Medowra Ave is named after the home of David Langlands and his wife Alice Maud (nee Goodwin). Situated on a 10 acre block with a frontage to Swan St, the house was originally named ‘Weirside’ by George Phillipson who died there in 1913. David Langlands was resident at his Medowra Station near Glenmaggie when in 1914 he bought into the partnership of Wangaratta auctioneers Evans & Maconochie, thereby changing the business name to Evans & Langlands, and necessitating his move from Medowra Station to Wangaratta. George Phillipson’s daughter Grace sold ‘Weirside’ to Langlands in November 1916. It is around this time that the property name changed from ‘Weirside’ to ‘Medowra’. However, when Langlands sold off five acres in 1922, that portion was known by the name ‘Weirside’. The name Medowra likely didn’t have any significance to the Langlands family, apart from the name of their station, as it was already named Medowra Station when Langlands purchased it from Thomas Rigall in 1911.

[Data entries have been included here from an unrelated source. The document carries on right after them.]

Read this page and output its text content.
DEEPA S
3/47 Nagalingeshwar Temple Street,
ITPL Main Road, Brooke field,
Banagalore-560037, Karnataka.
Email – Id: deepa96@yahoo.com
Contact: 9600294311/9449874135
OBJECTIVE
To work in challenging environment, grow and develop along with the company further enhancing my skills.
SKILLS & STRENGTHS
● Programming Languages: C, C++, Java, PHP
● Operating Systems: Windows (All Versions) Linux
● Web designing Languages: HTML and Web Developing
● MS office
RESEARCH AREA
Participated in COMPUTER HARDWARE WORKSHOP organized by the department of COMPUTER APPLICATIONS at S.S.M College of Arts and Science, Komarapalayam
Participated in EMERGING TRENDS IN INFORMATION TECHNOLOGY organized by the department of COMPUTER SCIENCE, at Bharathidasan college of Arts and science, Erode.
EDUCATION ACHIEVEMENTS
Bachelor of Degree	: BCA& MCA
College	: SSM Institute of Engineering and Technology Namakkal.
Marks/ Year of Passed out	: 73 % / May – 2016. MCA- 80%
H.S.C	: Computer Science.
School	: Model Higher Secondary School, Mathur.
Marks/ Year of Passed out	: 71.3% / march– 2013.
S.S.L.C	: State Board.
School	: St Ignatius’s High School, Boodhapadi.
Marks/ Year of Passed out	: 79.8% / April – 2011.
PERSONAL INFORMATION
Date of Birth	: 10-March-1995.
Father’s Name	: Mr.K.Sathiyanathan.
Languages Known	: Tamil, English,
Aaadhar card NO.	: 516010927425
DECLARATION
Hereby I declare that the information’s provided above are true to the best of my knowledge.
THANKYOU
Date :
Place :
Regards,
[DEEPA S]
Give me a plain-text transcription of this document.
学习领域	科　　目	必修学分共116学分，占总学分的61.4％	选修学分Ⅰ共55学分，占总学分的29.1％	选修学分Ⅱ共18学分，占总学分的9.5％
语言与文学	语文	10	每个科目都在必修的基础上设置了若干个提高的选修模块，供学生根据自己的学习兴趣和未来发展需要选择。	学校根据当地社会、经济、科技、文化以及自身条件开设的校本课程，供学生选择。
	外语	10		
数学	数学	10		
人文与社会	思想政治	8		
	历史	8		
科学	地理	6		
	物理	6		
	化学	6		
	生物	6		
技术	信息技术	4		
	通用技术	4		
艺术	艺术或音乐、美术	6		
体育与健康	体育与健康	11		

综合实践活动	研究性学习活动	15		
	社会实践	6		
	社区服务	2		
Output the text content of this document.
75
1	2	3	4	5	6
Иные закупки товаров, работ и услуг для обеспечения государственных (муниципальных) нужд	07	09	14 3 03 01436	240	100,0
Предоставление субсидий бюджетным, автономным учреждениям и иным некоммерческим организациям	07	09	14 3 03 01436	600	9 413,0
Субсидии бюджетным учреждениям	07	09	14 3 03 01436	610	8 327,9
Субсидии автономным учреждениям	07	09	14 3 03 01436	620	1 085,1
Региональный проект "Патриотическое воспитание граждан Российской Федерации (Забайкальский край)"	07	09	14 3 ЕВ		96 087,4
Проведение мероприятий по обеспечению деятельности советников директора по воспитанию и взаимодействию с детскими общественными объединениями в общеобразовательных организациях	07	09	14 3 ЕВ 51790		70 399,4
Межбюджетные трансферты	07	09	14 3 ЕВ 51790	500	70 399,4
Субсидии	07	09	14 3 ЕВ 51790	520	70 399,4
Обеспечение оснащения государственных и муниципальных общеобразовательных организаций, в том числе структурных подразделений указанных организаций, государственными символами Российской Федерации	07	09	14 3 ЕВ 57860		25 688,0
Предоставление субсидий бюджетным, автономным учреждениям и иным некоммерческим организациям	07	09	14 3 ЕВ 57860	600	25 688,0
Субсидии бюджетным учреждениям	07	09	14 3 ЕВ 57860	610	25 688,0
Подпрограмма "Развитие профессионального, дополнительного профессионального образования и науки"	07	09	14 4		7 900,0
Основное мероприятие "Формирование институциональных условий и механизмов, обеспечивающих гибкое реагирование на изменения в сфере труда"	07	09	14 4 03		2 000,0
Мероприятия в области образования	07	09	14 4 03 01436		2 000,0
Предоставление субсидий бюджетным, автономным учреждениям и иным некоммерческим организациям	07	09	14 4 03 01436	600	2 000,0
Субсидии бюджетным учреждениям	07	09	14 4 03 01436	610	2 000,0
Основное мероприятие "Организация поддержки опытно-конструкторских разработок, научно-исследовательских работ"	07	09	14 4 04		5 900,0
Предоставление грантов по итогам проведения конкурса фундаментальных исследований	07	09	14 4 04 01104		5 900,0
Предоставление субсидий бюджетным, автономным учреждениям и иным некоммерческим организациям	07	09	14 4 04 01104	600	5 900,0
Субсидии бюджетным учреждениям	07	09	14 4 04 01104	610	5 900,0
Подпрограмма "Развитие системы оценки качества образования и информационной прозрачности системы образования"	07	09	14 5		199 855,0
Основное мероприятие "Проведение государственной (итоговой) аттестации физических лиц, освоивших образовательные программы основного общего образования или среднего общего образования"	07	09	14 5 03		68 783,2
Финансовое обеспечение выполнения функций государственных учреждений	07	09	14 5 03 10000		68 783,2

When he decided to return to Medowra Station in 1922, then run by his son, David Langlands was a member of the Wangaratta Borough Council, President of the Chamber of Commerce, President of the Soldiers’ Father’s Association, a Director of the Wangaratta Woollen Mill Co., and Vice-President of the Agricultural Society. It wasn’t long before Langlands retired back to Wangaratta in 1927, returning to his home ‘Medowra’. He died at the house in October 1948 at the age of 85. Langland’s wife Alice lived until 1959 when she died in Hawthorn at the age of 94 years. Both David and Alice are buried in the Wangaratta Cemetery.